My father thinks everyone should adopt a uniform of navy and gray. I took this piece of advice back in college and was mistaken for a sales person while browsing goods at Barneys. My mother thinks one can never go wrong in a twinset. A lovely fashion tip if I were trying to blend in with the senior citizen set. And if the nugget could speak, she'd probably suggest a pink tutu.

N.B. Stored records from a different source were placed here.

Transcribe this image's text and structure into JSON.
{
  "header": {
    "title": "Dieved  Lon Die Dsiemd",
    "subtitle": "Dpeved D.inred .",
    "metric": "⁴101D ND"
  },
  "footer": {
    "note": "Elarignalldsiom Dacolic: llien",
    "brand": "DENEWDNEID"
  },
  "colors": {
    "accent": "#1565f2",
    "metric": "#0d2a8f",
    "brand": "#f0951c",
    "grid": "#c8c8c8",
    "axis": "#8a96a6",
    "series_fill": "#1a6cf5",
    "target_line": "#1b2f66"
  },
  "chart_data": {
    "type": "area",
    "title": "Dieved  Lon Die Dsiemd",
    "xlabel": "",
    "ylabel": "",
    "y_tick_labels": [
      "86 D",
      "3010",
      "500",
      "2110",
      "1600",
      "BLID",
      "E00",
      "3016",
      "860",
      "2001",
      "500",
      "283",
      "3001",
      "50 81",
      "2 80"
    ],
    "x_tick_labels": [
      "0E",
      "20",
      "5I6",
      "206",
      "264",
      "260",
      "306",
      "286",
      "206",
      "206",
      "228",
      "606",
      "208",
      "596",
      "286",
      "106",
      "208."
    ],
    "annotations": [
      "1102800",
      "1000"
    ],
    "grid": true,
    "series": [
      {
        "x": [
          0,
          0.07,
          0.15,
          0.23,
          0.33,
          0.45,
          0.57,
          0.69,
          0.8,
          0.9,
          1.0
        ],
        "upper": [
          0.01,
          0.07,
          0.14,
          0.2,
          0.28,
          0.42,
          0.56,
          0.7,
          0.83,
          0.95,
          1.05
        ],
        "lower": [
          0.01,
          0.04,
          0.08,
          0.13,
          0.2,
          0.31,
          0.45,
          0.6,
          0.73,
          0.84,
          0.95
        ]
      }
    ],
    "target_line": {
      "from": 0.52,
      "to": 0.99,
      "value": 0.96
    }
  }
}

As the old saying goes, it's what's on the inside that counts, but fact of the matter is, how I look on the outside affects how I feel on the inside. Lately, my insides have been feeling confused. And so, next week, my always-impeccably-dressed friend Sophie is coming over to help curate my closet over Thai take-out."* Every item that hasn't been worn in the past two years is being donated to Vietnam Veterans of America and Thredup no matter how beautiful the item looks on the rack or how much I remember paying for it. If it looks like shit on, it's gone.**
Clients of mine hire me to renovate and design their homes because I (supposedly) have acceptable taste and good judgment. I offer suggestions regarding what to salvage and what to demolish, and *gasp* they listen. They trust that I have a vision they don't, and their cooperation makes the final outcome that much better. Next Tuesday, I will trust Sophie and her vision. I just hope she doesn't toss my collection of East sider appropriate flannel and hole-covered jeans...
* Yes, I actually used the word "curate" as if to suggest my closet has items worth curating. I think I just "pulled a Paltrow" - as in Gwyneth Paltrow. Don't hate.
** Mantra for the remains of 2013.
4 comments:
this. i must do this.
Way easier said than done. I began going through my drawers last night and gave up when I saw Top Chef Masters come on. HOPELESS. I think I will just wear gray sweatsuits for life.
i think you always look fabulous, but i know you will emerge from your closet makeover even MORE fabulous!
Oh, I could never hate you! Or Gwynnie. I wish more people pulled Paltrows.